Cut Down Time Debugging With Rich Error Types

Ryan James Spencer

Have you ever spent a considerable amount of time tracking down the meaning of an error flag or code after a program has crashed? In languages that don't let you break down values with pattern matching, booleans and error codes run rampant and require extra investigative effort on the part of the programmer. Diagnosing problems in programs doesn't have to be hard in Rust given we have Result to carry along lots of useful information for us.

There was a recent video on why std::process::exit is 'evil' demonstrating that by requesting normal or abnormal termination by the operating system through std::process::exit you could fail to do cleanup that the operating system may fail to do. I would say std::process::exit is quirky rather than evil here because it is doing exactly what you ask of it. The example is roughly like this:

#[derive(Debug)]
struct Resource(i32);

impl Drop for Resource {
    fn drop(&mut self) {
        println!("cleaning up resource: {}", self.0);
    }
}

enum Error {
    Foo
}

impl Error {
    pub fn exit_code(self) -> i32 {
        match self {
            Error::Foo => 114,
        }
    }
}

fn main() {
    let _x = Resource(0);
    println!("about to terminate the process");
    std::process::exit(1); // "cleaning up resource: 0" never prints.
}

In the above code, the destructor for Resource never runs because the program is effectively terminated at the point that std::process::exit is called. It's a blunt tool, and can be used for both zero and non-zero exit codes, which in an operating system execution context can roughly relate to success or failure respectively. Exit codes allow both minimal diagnostic information and sometimes even a way to handle control flow, as is the case with driving git bisect automatically.

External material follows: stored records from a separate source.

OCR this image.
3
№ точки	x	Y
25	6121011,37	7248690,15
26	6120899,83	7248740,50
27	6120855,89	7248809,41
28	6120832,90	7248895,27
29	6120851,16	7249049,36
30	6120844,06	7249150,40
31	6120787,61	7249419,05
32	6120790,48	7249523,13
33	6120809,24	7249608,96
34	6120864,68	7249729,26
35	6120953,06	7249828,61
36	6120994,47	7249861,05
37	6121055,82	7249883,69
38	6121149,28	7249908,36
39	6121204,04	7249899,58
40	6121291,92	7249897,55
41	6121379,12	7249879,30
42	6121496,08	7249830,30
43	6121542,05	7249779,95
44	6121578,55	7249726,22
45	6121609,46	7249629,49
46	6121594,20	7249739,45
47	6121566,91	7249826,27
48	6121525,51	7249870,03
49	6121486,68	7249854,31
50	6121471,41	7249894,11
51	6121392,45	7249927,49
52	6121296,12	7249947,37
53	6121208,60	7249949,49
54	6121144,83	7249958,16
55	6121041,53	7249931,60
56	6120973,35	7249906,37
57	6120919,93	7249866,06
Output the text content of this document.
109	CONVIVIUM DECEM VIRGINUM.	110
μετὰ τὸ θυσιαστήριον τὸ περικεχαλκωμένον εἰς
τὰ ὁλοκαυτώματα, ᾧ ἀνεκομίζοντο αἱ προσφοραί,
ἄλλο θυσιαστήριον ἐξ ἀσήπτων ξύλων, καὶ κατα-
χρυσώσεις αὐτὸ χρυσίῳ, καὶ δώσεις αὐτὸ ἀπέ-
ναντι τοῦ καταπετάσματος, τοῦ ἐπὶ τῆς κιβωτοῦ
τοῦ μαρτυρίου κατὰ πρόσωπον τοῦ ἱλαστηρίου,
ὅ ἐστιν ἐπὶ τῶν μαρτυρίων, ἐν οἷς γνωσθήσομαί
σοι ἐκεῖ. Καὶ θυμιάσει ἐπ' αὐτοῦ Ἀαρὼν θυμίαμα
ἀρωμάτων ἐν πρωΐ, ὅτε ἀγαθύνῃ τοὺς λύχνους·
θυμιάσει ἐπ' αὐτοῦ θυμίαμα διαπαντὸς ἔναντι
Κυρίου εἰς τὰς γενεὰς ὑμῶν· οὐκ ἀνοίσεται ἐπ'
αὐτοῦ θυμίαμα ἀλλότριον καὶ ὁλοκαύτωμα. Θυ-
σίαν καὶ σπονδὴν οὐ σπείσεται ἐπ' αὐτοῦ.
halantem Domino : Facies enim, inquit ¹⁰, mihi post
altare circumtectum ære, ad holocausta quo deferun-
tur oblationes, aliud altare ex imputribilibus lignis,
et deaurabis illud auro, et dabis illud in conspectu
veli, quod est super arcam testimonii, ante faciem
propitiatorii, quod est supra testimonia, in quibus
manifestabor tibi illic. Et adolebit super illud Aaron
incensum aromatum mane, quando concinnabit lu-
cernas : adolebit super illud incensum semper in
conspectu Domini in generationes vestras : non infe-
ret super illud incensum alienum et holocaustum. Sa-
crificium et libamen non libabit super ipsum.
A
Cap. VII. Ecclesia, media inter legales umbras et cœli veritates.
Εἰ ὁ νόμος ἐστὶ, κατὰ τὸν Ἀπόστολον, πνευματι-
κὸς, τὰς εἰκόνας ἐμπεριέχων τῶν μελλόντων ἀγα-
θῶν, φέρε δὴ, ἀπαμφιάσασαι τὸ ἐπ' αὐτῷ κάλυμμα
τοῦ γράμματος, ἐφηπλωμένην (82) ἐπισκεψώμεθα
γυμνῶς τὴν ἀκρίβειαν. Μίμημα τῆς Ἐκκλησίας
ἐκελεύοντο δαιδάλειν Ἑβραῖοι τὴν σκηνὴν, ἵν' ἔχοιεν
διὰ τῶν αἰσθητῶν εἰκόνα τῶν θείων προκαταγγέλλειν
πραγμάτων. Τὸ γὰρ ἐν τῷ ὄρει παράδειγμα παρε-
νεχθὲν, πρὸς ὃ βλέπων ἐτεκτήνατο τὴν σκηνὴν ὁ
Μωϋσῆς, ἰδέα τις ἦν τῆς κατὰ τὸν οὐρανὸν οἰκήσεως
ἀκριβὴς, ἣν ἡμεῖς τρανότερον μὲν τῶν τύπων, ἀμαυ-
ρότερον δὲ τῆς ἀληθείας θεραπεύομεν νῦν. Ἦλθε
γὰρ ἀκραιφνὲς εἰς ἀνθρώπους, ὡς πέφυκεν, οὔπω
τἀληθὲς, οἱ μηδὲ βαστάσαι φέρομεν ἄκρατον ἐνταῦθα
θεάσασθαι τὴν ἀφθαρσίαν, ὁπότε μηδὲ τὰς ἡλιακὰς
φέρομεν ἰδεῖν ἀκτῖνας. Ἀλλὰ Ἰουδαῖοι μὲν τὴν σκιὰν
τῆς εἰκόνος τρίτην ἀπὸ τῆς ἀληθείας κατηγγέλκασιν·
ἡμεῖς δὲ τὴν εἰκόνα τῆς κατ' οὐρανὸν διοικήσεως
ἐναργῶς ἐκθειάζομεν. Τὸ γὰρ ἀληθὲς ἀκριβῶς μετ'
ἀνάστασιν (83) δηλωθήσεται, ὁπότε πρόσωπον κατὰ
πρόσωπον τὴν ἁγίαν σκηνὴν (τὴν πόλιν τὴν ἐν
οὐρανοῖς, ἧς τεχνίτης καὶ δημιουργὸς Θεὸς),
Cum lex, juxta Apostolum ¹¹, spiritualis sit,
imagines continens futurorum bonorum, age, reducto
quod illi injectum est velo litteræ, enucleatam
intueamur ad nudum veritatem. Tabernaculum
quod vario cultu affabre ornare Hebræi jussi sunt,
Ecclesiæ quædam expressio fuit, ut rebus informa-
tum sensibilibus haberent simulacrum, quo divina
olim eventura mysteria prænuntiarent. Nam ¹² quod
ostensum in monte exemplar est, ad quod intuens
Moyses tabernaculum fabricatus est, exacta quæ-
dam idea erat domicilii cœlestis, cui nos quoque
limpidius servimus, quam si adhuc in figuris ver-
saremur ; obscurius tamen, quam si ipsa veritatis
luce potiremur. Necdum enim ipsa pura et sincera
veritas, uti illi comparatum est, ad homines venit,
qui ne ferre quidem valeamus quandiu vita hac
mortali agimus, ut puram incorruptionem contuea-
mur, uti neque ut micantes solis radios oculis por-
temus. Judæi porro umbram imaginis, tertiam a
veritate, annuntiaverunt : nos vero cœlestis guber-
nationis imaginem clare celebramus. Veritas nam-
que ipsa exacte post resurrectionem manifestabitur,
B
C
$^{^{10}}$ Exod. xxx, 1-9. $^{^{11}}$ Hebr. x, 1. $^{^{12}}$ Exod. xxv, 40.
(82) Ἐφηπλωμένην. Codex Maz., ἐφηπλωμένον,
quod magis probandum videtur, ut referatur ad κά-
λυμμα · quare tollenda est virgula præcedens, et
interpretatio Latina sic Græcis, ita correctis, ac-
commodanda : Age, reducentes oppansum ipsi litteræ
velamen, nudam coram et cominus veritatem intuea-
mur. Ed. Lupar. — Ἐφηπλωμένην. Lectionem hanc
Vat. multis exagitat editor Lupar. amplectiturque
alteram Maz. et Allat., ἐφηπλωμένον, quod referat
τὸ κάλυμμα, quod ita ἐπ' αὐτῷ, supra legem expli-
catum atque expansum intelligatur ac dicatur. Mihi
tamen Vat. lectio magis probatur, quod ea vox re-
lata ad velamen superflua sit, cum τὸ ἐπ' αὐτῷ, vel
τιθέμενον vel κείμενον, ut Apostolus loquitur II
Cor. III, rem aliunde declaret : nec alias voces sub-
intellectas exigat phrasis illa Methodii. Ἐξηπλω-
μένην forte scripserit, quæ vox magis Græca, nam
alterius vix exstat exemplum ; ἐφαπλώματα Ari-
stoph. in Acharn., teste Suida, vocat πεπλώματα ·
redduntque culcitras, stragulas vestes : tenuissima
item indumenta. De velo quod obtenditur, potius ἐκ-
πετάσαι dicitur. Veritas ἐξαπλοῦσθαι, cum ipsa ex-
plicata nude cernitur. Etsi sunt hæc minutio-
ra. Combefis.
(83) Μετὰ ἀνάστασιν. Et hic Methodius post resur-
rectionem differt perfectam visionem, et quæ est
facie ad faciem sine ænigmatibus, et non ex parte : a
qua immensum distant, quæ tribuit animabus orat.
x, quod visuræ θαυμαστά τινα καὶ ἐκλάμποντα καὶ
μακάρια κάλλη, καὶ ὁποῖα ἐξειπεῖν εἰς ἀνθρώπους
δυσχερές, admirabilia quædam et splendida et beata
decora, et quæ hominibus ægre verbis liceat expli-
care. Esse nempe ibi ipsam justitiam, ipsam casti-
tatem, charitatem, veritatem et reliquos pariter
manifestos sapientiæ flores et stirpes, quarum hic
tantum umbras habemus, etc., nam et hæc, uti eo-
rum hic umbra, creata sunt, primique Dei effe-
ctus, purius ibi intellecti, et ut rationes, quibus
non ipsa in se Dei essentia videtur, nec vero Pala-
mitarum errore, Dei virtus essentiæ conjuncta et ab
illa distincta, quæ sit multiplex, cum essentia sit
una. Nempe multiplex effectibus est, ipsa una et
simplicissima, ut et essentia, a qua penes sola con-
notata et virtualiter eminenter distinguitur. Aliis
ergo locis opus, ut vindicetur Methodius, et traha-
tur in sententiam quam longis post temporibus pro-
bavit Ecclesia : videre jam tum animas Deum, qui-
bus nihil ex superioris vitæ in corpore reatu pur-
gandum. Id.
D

Some resources definitely need cleanup on program failure and the solution is to wrap the main logic in another function, preferably one that returns Result, to ensure the resources go out of scope before calling std::process::exit. The solution given in the video has this function returning an exit code (an i32) for it's error:

#[derive(Debug)]
struct Resource(i32);

impl Drop for Resource {
    fn drop(&mut self) {
        println!("cleaning up resource: {}", self.0);
    }
}

fn run() -> Result<(), i32> {
    let _x = Resource(0);
    Err(114)
}

fn main() {
    let _x = Resource(0);
    run().unwrap_or_else(|exit_code| {
        println!("about to terminate the process");
        std::process::exit(exit_code);
    });
}

Now we have destructors running on exit, but we have totally lost relevant human readable diagnostic information in the process. By using richer types for our errors we gain that information back:

use std::fmt::{Formatter, Display};

#[derive(Debug)]
struct Resource(i32);

impl Drop for Resource {
    fn drop(&mut self) {
        println!("cleaning up resource: {}", self.0);
    }
}

enum Error {
    MissingData
}

impl Display for Error {
    fn fmt(&self, f: &mut Formatter) -> Result<(), std::fmt::Error> {
        match self {
            Error::MissingData => write!(f, "could not find any data"),
        }
    }
}

impl Error {
    pub fn exit_code(self) -> i32 {
        match self {
            Error::MissingData => 114,
        }
    }
}


fn start() -> Result<(), Error> {
    let _x = Resource(0);
    return Err(Error::MissingData);
}

fn main() {
    let _x = Resource(0);
    start().unwrap_or_else(|e| {
        println!("about to terminate the process");
        eprintln!("[program] {}", e);
        std::process::exit(e.exit_code());
    });
}

playground

In the above code we can propagate failures from various parts of our program and we don't have to lose that information that is useful for diagnostics. By using a method to map the error to an exit code, we decide to shed that information at the point when we call std::process::exit, allowing us to print out our error onto stderr or pattern match on it to do emit metrics, and so on. If you want to avoid the headache of tracking down bugs in production systems, keep information as semantically rich as possible for as long as possible. If you think of a program like a parser that builds up values from external input or stimuli, then you want to take advantage of that work for as long as possible and only discard it at the fringes.

Astute readers will note that what I've we've written above is the Termination trait that is pending stabilization but I personally feel teaching others how to get similar results without having to rely on unstable features is a reasonable tradeoff. When std::process::Termination stabalizes I'll be sure to give this article a refresher.